Yes, indeedy, Christie Foxworthy was the absolute epitome of the kind of woman wives did not want their husbands hiring to take dictation, to fetch coffee, or do anything else within one hundred feet of their husbands. Her name was worthy of her looks, a fox she was, you betcha, and she couldn’t be much past the obligatory eighteen as she clicked hither and fro on spike heels quite similar to the ones I wore while pretending to be the town slut. Christie’s were lime green, however, her version of Christmas cheer, I suppose. All I knew for sure was that Bud liked the looks of her. I could tell by his round, bulging eyeballs as she left us waiting in her office to summon the big man.
“Whoa, didn’t know they made ’em like that anymore. Johnstone’s got excellent taste in Girl Fridays.”
“Yeah, Bud, Bond girls with transcription skills are hard to find around here.”
Then Christie was back from her foray into boss territory with sad news from the director. She even frowned with pouty, glistening, cinnamony lips as she gave it to us.
“I’m so sorry but Dr. Johnstone’s involved in an important overseas call. It’s taking longer than he expected.
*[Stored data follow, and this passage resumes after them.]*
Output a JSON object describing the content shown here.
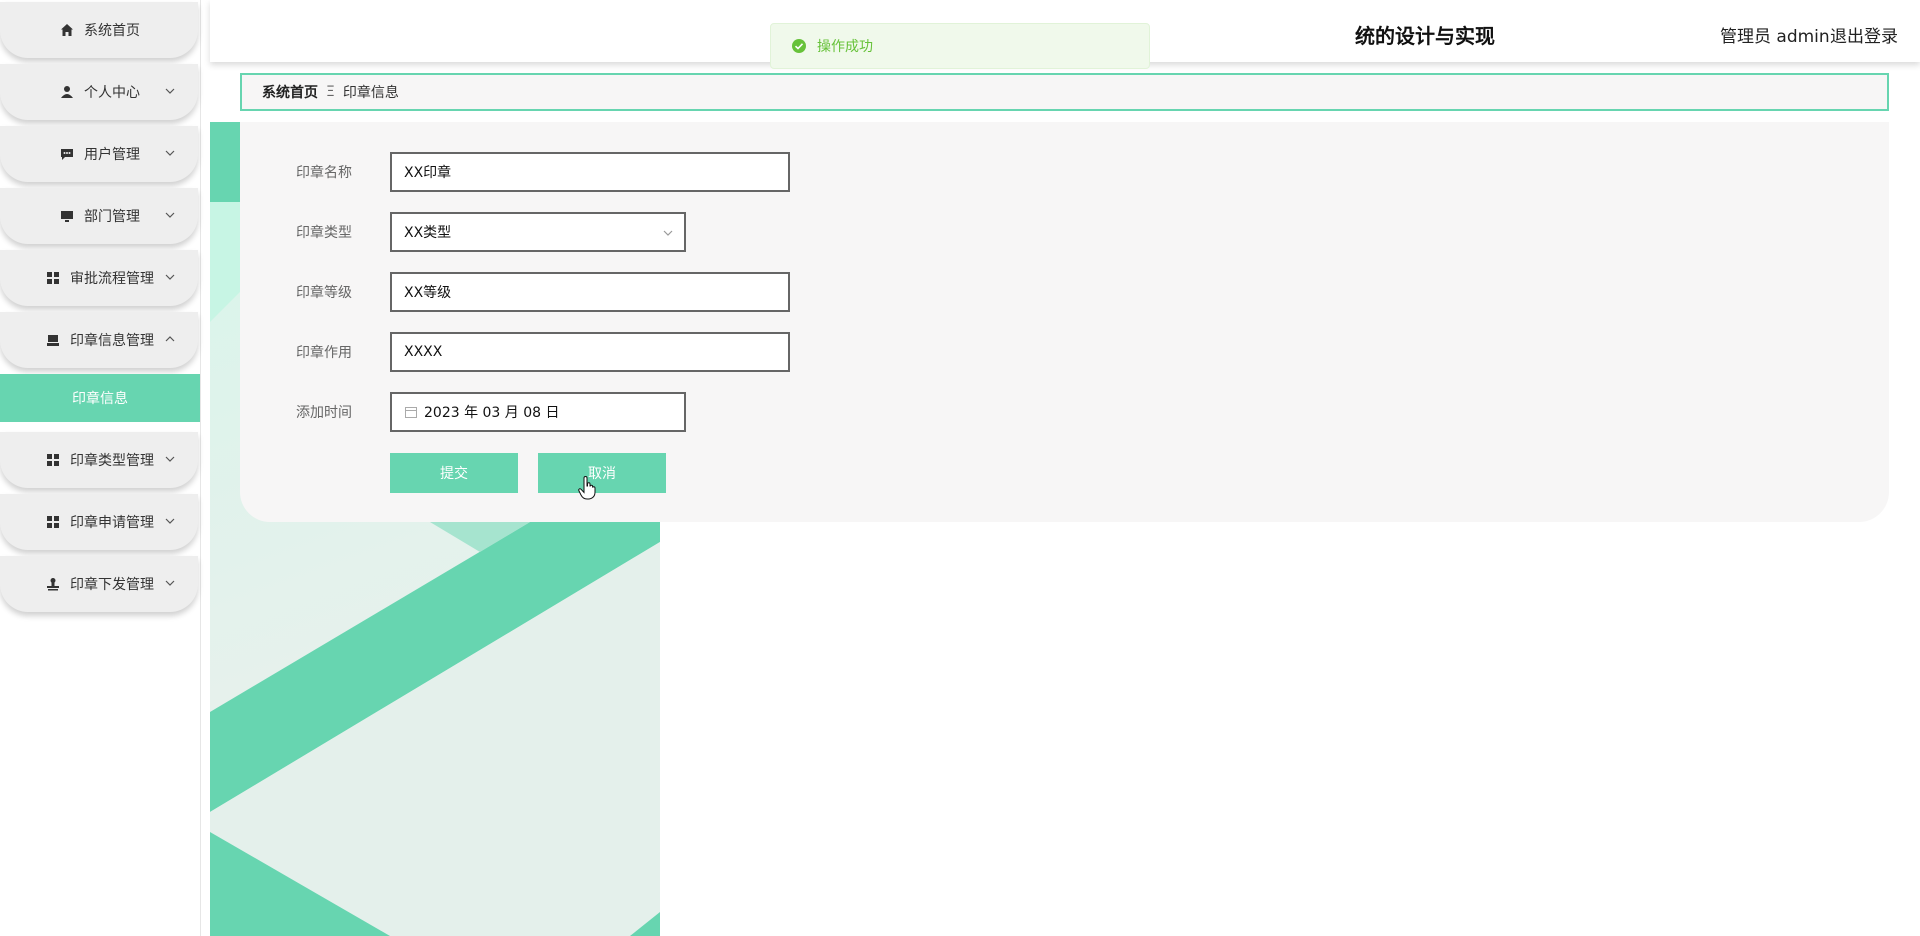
{
  "sidebar": {
    "items": [
      {
        "label": "系统首页",
        "icon": "home-icon"
      },
      {
        "label": "个人中心",
        "icon": "user-icon"
      },
      {
        "label": "用户管理",
        "icon": "chat-icon"
      },
      {
        "label": "部门管理",
        "icon": "monitor-icon"
      },
      {
        "label": "审批流程管理",
        "icon": "grid-icon"
      },
      {
        "label": "印章信息管理",
        "icon": "printer-icon"
      },
      {
        "label": "印章类型管理",
        "icon": "grid-icon"
      },
      {
        "label": "印章申请管理",
        "icon": "grid-icon"
      },
      {
        "label": "印章下发管理",
        "icon": "stamp-icon"
      }
    ],
    "active_sub": "印章信息"
  },
  "header": {
    "title": "统的设计与实现",
    "user": "管理员 admin",
    "logout": "退出登录"
  },
  "toast": {
    "message": "操作成功"
  },
  "breadcrumb": {
    "home": "系统首页",
    "separator": "Ξ",
    "current": "印章信息"
  },
  "form": {
    "name_label": "印章名称",
    "name_value": "XX印章",
    "type_label": "印章类型",
    "type_value": "XX类型",
    "level_label": "印章等级",
    "level_value": "XX等级",
    "usage_label": "印章作用",
    "usage_value": "XXXX",
    "time_label": "添加时间",
    "time_value": "2023 年 03 月 08 日",
    "submit": "提交",
    "cancel": "取消"
  },
  "colors": {
    "accent": "#67d5b0",
    "toast_text": "#67c23a",
    "toast_bg": "#f0f9eb"
  }
}
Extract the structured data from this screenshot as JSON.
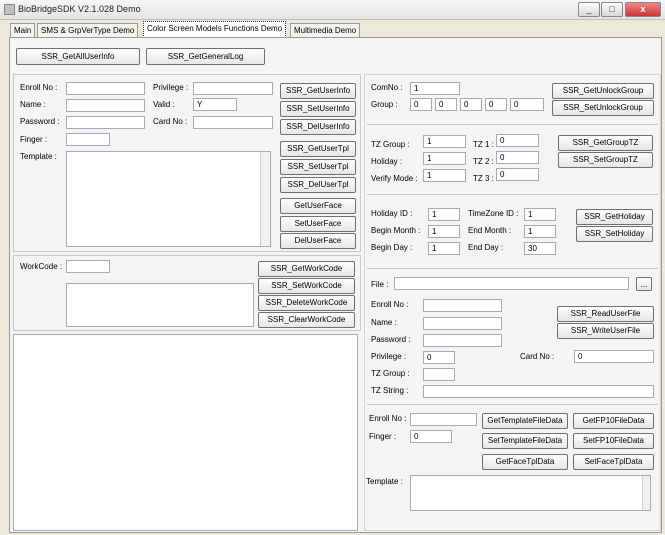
{
  "window": {
    "title": "BioBridgeSDK V2.1.028 Demo"
  },
  "tabs": [
    "Main",
    "SMS & GrpVerType Demo",
    "Color Screen Models Functions Demo",
    "Multimedia Demo"
  ],
  "top_buttons": {
    "get_all_user_info": "SSR_GetAllUserInfo",
    "get_general_log": "SSR_GetGeneralLog"
  },
  "user": {
    "enroll_no_label": "Enroll No :",
    "privilege_label": "Privilege :",
    "name_label": "Name :",
    "valid_label": "Valid :",
    "valid_value": "Y",
    "password_label": "Password :",
    "card_no_label": "Card No :",
    "finger_label": "Finger :",
    "template_label": "Template :",
    "buttons": [
      "SSR_GetUserInfo",
      "SSR_SetUserInfo",
      "SSR_DelUserInfo",
      "SSR_GetUserTpl",
      "SSR_SetUserTpl",
      "SSR_DelUserTpl",
      "GetUserFace",
      "SetUserFace",
      "DelUserFace"
    ]
  },
  "workcode": {
    "label": "WorkCode :",
    "buttons": [
      "SSR_GetWorkCode",
      "SSR_SetWorkCode",
      "SSR_DeleteWorkCode",
      "SSR_ClearWorkCode"
    ]
  },
  "unlock": {
    "comno_label": "ComNo :",
    "comno_value": "1",
    "group_label": "Group :",
    "group_values": [
      "0",
      "0",
      "0",
      "0",
      "0"
    ],
    "buttons": [
      "SSR_GetUnlockGroup",
      "SSR_SetUnlockGroup"
    ]
  },
  "tzgroup": {
    "tz_group_label": "TZ Group :",
    "tz_group_value": "1",
    "holiday_label": "Holiday :",
    "holiday_value": "1",
    "verify_mode_label": "Verify Mode :",
    "verify_mode_value": "1",
    "tz1_label": "TZ 1 :",
    "tz1_value": "0",
    "tz2_label": "TZ 2 :",
    "tz2_value": "0",
    "tz3_label": "TZ 3 :",
    "tz3_value": "0",
    "buttons": [
      "SSR_GetGroupTZ",
      "SSR_SetGroupTZ"
    ]
  },
  "holiday": {
    "holiday_id_label": "Holiday ID :",
    "holiday_id_value": "1",
    "timezone_id_label": "TimeZone ID :",
    "timezone_id_value": "1",
    "begin_month_label": "Begin Month :",
    "begin_month_value": "1",
    "end_month_label": "End Month :",
    "end_month_value": "1",
    "begin_day_label": "Begin Day :",
    "begin_day_value": "1",
    "end_day_label": "End Day :",
    "end_day_value": "30",
    "buttons": [
      "SSR_GetHoliday",
      "SSR_SetHoliday"
    ]
  },
  "file_user": {
    "file_label": "File :",
    "browse_label": "...",
    "enroll_no_label": "Enroll No :",
    "name_label": "Name :",
    "password_label": "Password :",
    "privilege_label": "Privilege :",
    "privilege_value": "0",
    "card_no_label": "Card No :",
    "card_no_value": "0",
    "tz_group_label": "TZ Group :",
    "tz_string_label": "TZ String :",
    "buttons": [
      "SSR_ReadUserFile",
      "SSR_WriteUserFile"
    ]
  },
  "template_file": {
    "enroll_no_label": "Enroll No :",
    "finger_label": "Finger :",
    "finger_value": "0",
    "template_label": "Template :",
    "buttons": [
      "GetTemplateFileData",
      "GetFP10FileData",
      "SetTemplateFileData",
      "SetFP10FileData",
      "GetFaceTplData",
      "SetFaceTplData"
    ]
  }
}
Would you mind too much waiting across the hall in our conference room?”
Her accent was as Brooklyn as Bud’s was Atlantan.
Bud said, “Not at all, Miss Foxworthy. Or is it Mrs.?”
“It’s Miss.” She gave him a sultry look and swung shoulderlength, sun-streaked blond hair with a headtoss worthy of Christina Aguilera. I hoped Bud could put the brakes on his drool long enough to interview the woman.